En 1863, le Conseil municipal retient le projet du paysagiste Barillet-Deschamps qui crée étangs, cascades et rivières pour rythmer le paysage vallonné par les travaux de creusement du canal : Barbieux prend alors la forme d’un jardin à l’anglaise. De 1878 à 1886, à partir des plans de Barillet-Deschamps, son collaborateur Georges Aumont complète le projet : un kiosque et deux serres sont ajoutés, la rivière est prolongée, un nouvel étang est creusé et six cascades en rocaille achèvent de donner au parc son allure actuelle. Le parc Barbieux devient le poumon vert de la ville, sur un espace de 34 hectares.
Les Archives municipales conservent plusieurs lettres d’exposants qui, plusieurs années après la fin de la Première Guerre Mondiale, écrivent au maire de Roubaix. Ces courriers présentent la même demande et les mêmes explications. Les entreprises et firmes ont été distinguées au palmarès de l’Exposition de 1911, les produits ou services qu’elles ont présentés ont reçu un prix, une médaille ou un diplôme. Les destructions de la guerre ont entraîné la disparation de cette distinction, et elles sollicitent un duplicata.

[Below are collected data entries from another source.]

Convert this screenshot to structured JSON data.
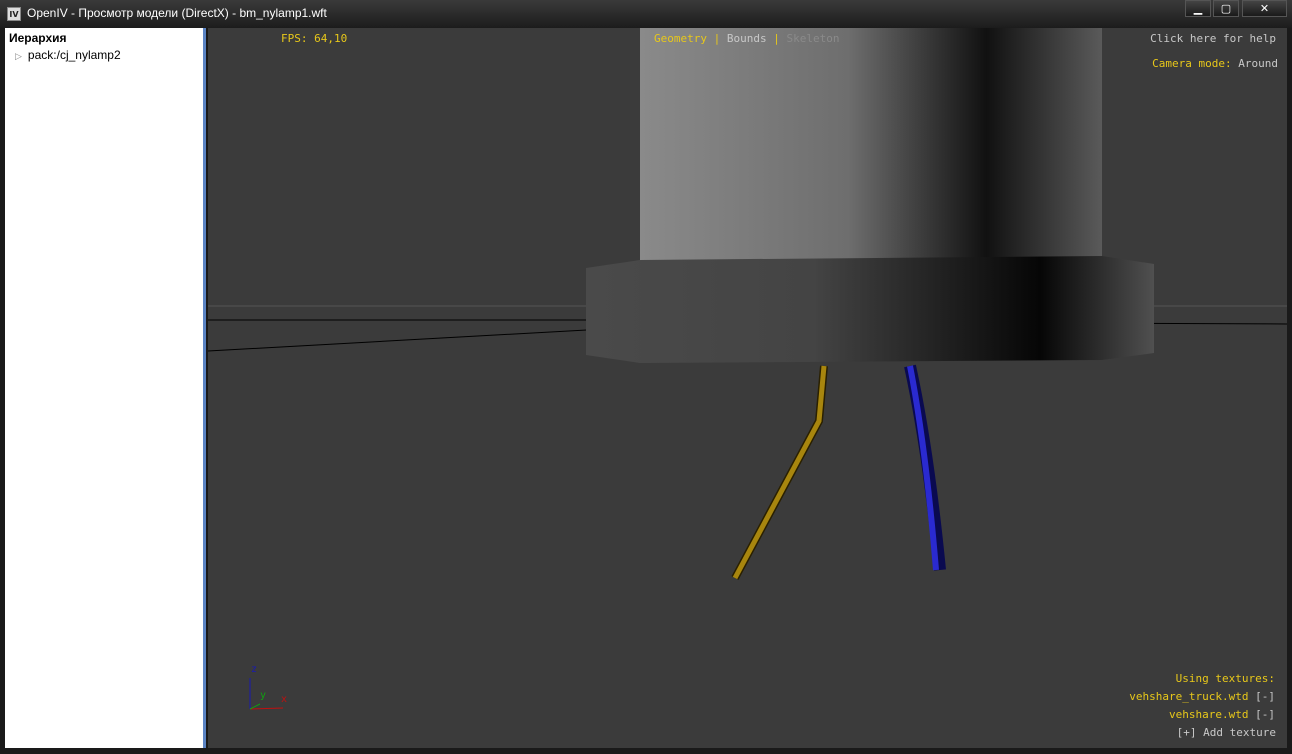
{
  "window": {
    "icon": "IV",
    "title": "OpenIV - Просмотр модели (DirectX) - bm_nylamp1.wft",
    "minimize": "▁",
    "maximize": "▢",
    "close": "✕"
  },
  "sidebar": {
    "title": "Иерархия",
    "items": [
      {
        "label": "pack:/cj_nylamp2"
      }
    ]
  },
  "viewport": {
    "fps": "FPS: 64,10",
    "tabs": [
      {
        "label": "Geometry"
      },
      {
        "label": "Bounds"
      },
      {
        "label": "Skeleton"
      }
    ],
    "separator": "|",
    "help": "Click here for help",
    "camera_label": "Camera mode:",
    "camera_value": "Around",
    "textures_title": "Using textures:",
    "textures": [
      {
        "name": "vehshare_truck.wtd",
        "remove": "[-]"
      },
      {
        "name": "vehshare.wtd",
        "remove": "[-]"
      }
    ],
    "add_texture": "[+] Add texture",
    "axes": {
      "z": "z",
      "y": "y",
      "x": "x"
    },
    "colors": {
      "accent": "#e8c81a",
      "background": "#3b3b3b"
    }
  }
}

Les lettres révèlent que c’est parfois l’intégralité des archives d’une entreprise qui ont été détruites, ainsi pour la Société des Mines de Lens. La ville répond à l’un de ces courriers : elle propose au demandeur de faire état de la mention de récompense portée dans le second tome du Rapport général. Elle envoie également une copie du palmarès officiel. Ces correspondances témoignent indirectement de l’importance des destructions causées par la guerre 14-18 dans la région, et aussi du prix qu’accordaient les entreprises aux récompenses décernées par l’Exposition.